Comment 1 Richard W.M. Jones 2017-09-26 10:17:39 UTC
We haven't seen any hangs recently, and this was tested against
a very old version of libvirt.

Is it possible to retest this using RHEL 7.4 / 7.5 libvirt to see
if it still happens (even rarely after 20+ hours)?

Otherwise I suggest closing this and if we find problems with locking
we can reopen or open a new bug.

Comment 2 yafu 2017-10-11 06:12:21 UTC
(In reply to Richard W.M. Jones from comment #1)
> We haven't seen any hangs recently, and this was tested against
> a very old version of libvirt.
> 
> Is it possible to retest this using RHEL 7.4 / 7.5 libvirt to see
> if it still happens (even rarely after 20+ hours)?
> 
> Otherwise I suggest closing this and if we find problems with locking
> we can reopen or open a new bug.

I retested the bug with libvirt-3.8.0-1.el7.x86_64. libvirtd will hang in about 5 minutes. The backtrace of libvirtd is the same as comment 0.

Comment 3 Peter Krempa 2020-02-11 15:52:16 UTC
I've looked at the code and the issue was not fixed yet:

qemuProcessHook calls qemuSecurityPostFork which is supposed to force-unlock the security manager to use in the forked process. The problem is that since we have the "stack" security driver which manages internally other security drivers the only one that gets unlokced is the top one, but no of the nested ones. Thus if one of the nested drivers ("dac" or "selinux") is still locked the above "workaround" for post-fork locking will not fix it.

This means that qemuSecurityPostFork must be fixed such that it also iterates through all the nested security drivers and unlocks the manager object for every single nested driver.

Comment 4 Peter Krempa 2020-02-11 16:07:05 UTC
Okay, so the code actually locks and then unlocks also the nested drivers prior to fork, but does not fork only after both are locked. That would mean that the above scenario can happen only if one of the nested drivers were in use. I didn't find a code path for it yet.

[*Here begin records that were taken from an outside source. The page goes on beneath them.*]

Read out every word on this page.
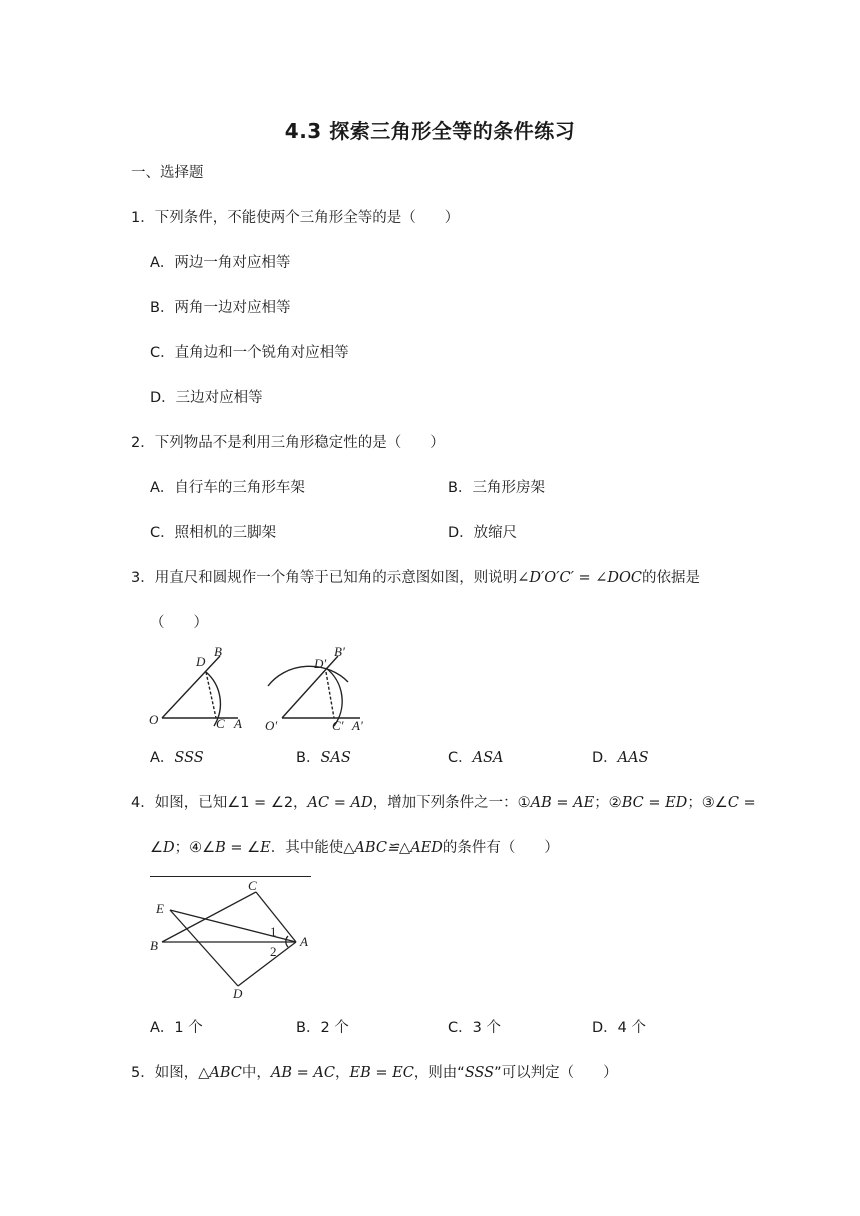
4.3 探索三角形全等的条件练习
一、选择题
1．下列条件，不能使两个三角形全等的是（　　）
A．两边一角对应相等
B．两角一边对应相等
C．直角边和一个锐角对应相等
D．三边对应相等
2．下列物品不是利用三角形稳定性的是（　　）
A．自行车的三角形车架	B．三角形房架
C．照相机的三脚架	D．放缩尺
3．用直尺和圆规作一个角等于已知角的示意图如图，则说明∠D′O′C′ = ∠DOC的依据是
（　　）
D
B
O	C A
D′
B′
O′	C′ A′
A．SSS	B．SAS	C．ASA	D．AAS
4．如图，已知∠1 = ∠2，AC = AD，增加下列条件之一：①AB = AE；②BC = ED；③∠C =
∠D；④∠B = ∠E．其中能使△ABC≌△AED的条件有（　　）
C
E
B	A
1
2
D
A．1 个	B．2 个	C．3 个	D．4 个
5．如图，△ABC中，AB = AC，EB = EC，则由“SSS”可以判定（　　）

Comment 7 Michal Privoznik 2020-11-05 15:18:35 UTC
I don't think this is solvable problem. One might suggest pthread_atfork() to unlock all mutexes in the child. But the problem with that approach is that majority of our mutexes is not global (as in global variable) rather than contained in a structure they are guarding. Therefore it might not be possible to unlock all mutexes in (child) handler of pthread_atfork(). And even if it were, what about all libraries libvirt is linked with? Not to mention that atfork handlers are not called when creating a child process via clone(). Sorry.